Kansas Statehouse Interior Renovation - South Wing
JE Dunn Construction Company
Architect: Treanor Architects
General Contractor: JE Dunn Construction Company
Suppliers: Kansas City Brick ; Midwest Block & Brick ; Masonry Resources Company
Owner: Kansas Statehouse Artchitect
In 1866 Kansas passed a House Bill appropriating funds for the building of a Statehouse in Topeka, KS. Construction started in 1867 with the building of the East Wing. In 1903, 37 years later, the Statehouse, which consists of a center common area and four wings, was completed. The primary building material for the foundations and structure is comprised of native Kansas limestone. In 2000, the Capitol Restoration Commission was created with the mission to “preserve and enhance the dignity, beauty, and architectural integrity of the Statehouse and Statehouse grounds”.
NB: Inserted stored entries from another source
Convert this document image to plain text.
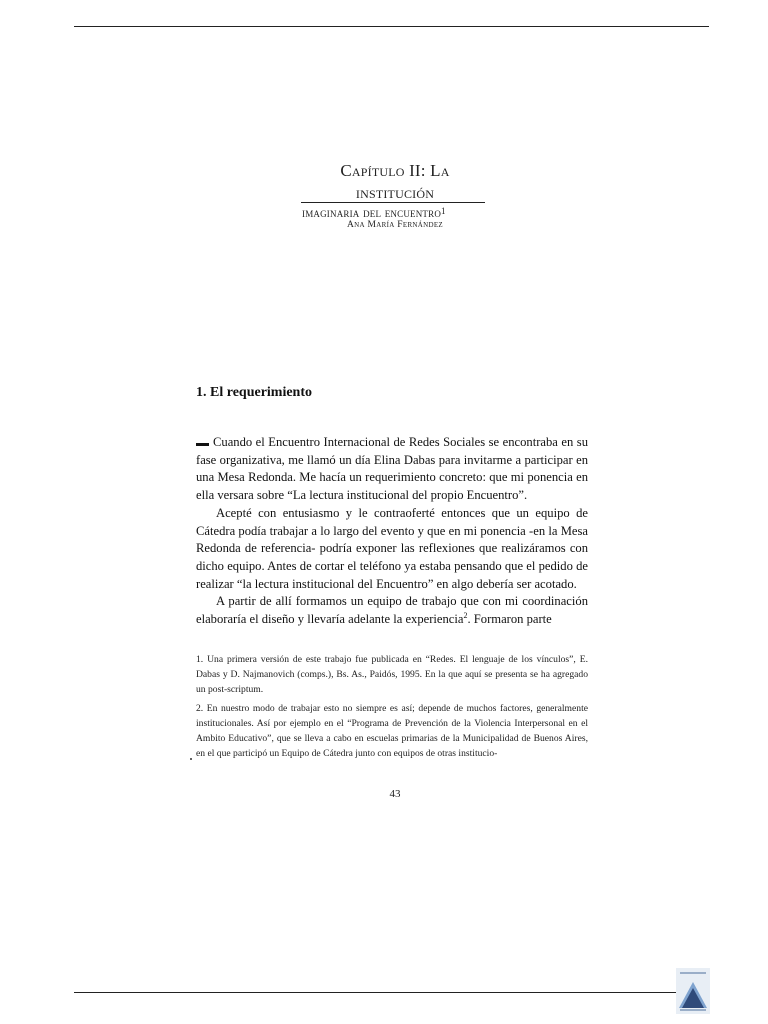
Capítulo II: La institución
imaginaria del encuentro$^1$
Ana María Fernández
1. El requerimiento

Cuando el Encuentro Internacional de Redes Sociales se encontraba en su fase organizativa, me llamó un día Elina Dabas para invitarme a participar en una Mesa Redonda. Me hacía un requerimiento concreto: que mi ponencia en ella versara sobre “La lectura institucional del propio Encuentro”.

Acepté con entusiasmo y le contraoferté entonces que un equipo de Cátedra podía trabajar a lo largo del evento y que en mi ponencia -en la Mesa Redonda de referencia- podría exponer las reflexiones que realizáramos con dicho equipo. Antes de cortar el teléfono ya estaba pensando que el pedido de realizar “la lectura institucional del Encuentro” en algo debería ser acotado.

A partir de allí formamos un equipo de trabajo que con mi coordinación elaboraría el diseño y llevaría adelante la experiencia$^2$. Formaron parte

1. Una primera versión de este trabajo fue publicada en “Redes. El lenguaje de los vínculos”, E. Dabas y D. Najmanovich (comps.), Bs. As., Paidós, 1995. En la que aquí se presenta se ha agregado un post-scriptum.

2. En nuestro modo de trabajar esto no siempre es así; depende de muchos factores, generalmente institucionales. Así por ejemplo en el “Programa de Prevención de la Violencia Interpersonal en el Ambito Educativo”, que se lleva a cabo en escuelas primarias de la Municipalidad de Buenos Aires, en el que participó un Equipo de Cátedra junto con equipos de otras institucio-

43
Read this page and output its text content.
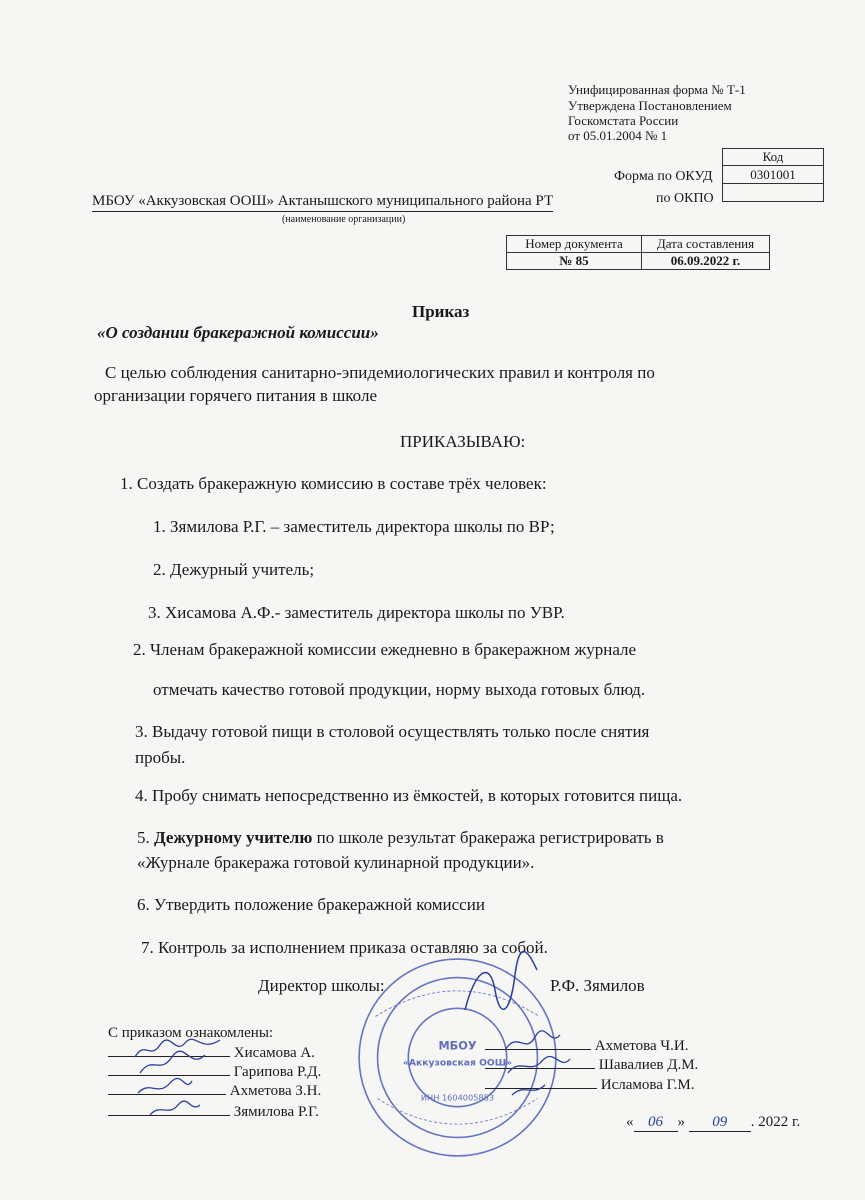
Унифицированная форма № Т-1
Утверждена Постановлением
Госкомстата России
от 05.01.2004 № 1
Код
0301001

Форма по ОКУД
по ОКПО
МБОУ «Аккузовская ООШ» Актанышского муниципального района РТ
(наименование организации)
Номер документа	Дата составления
№ 85	06.09.2022 г.
Приказ
«О создании бракеражной комиссии»
С целью соблюдения санитарно-эпидемиологических правил и контроля по
организации горячего питания в школе
ПРИКАЗЫВАЮ:
1. Создать бракеражную комиссию в составе трёх человек:
1. Зямилова Р.Г. – заместитель директора школы по ВР;
2. Дежурный учитель;
3. Хисамова А.Ф.- заместитель директора школы по УВР.
2. Членам бракеражной комиссии ежедневно в бракеражном журнале
отмечать качество готовой продукции, норму выхода готовых блюд.
3. Выдачу готовой пищи в столовой осуществлять только после снятия
пробы.
4. Пробу снимать непосредственно из ёмкостей, в которых готовится пища.
5. Дежурному учителю по школе результат бракеража регистрировать в
«Журнале бракеража готовой кулинарной продукции».
6. Утвердить положение бракеражной комиссии
7. Контроль за исполнением приказа оставляю за собой.
Директор школы:	Р.Ф. Зямилов
МБОУ
«Аккузовская ООШ»
ИНН 1604005853
С приказом ознакомлены:
Хисамова А.
Гарипова Р.Д.
Ахметова З.Н.
Зямилова Р.Г.
Ахметова Ч.И.
Шавалиев Д.М.
Исламова Г.М.
« 06 » 09 . 2022 г.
Eight years into the remodel of the Statehouse it was time for the remodel of the South Wing. The south was completed in the winter of 2009. In the remodel project, the major masonry restoration occurred on the basement level where the goal was to remove the existing mechanical equipment to a newly constructed mechanical vault and create office space. To create this modern office space in a basement area designed in 1867, the entire concrete floor was removed. Two feet of subgrade was excavated and a new floor was constructed. The lowering of the floor exposed 2’ of limestone foundation walls which had to be faced, then all mortar joints were removed to a depth of one-half as deep as the joint width, and then tuckpointed. Over 20,000 sq ft of wall was repaired and tuckpointed to achieve an exposed finished limestone wall condition. In addition, numerous new openings were cut through the 3’to 4’ walls to provide openings to the new offices. At each opening, the limestone jambs were rebuilt and/or dressed to achieve the same finished limestone condition. In addition to the major wall restoration, the original brick vaulted ceilings were restored to an exposed finished condition by sounding each brick and then removing and replacing defective masonry areas with new brick and mortar. Numerous MEP penetrations were also repaired or infilled as required. Finally, new brick seats, windowsills, and door headers were installed to add to the aesthetic appeal of the new office space.
The masonry renovation of the South Wing took over one year to complete and over 6,600 man hours. Though most of the job conditions were less than ideal, the professional approach of the project team and the outstanding craftsmanship of the masonry crew combined to create a space that can be efficiently utilized by the State of Kansas for the next 100 years. All team members were proud to take part in this project.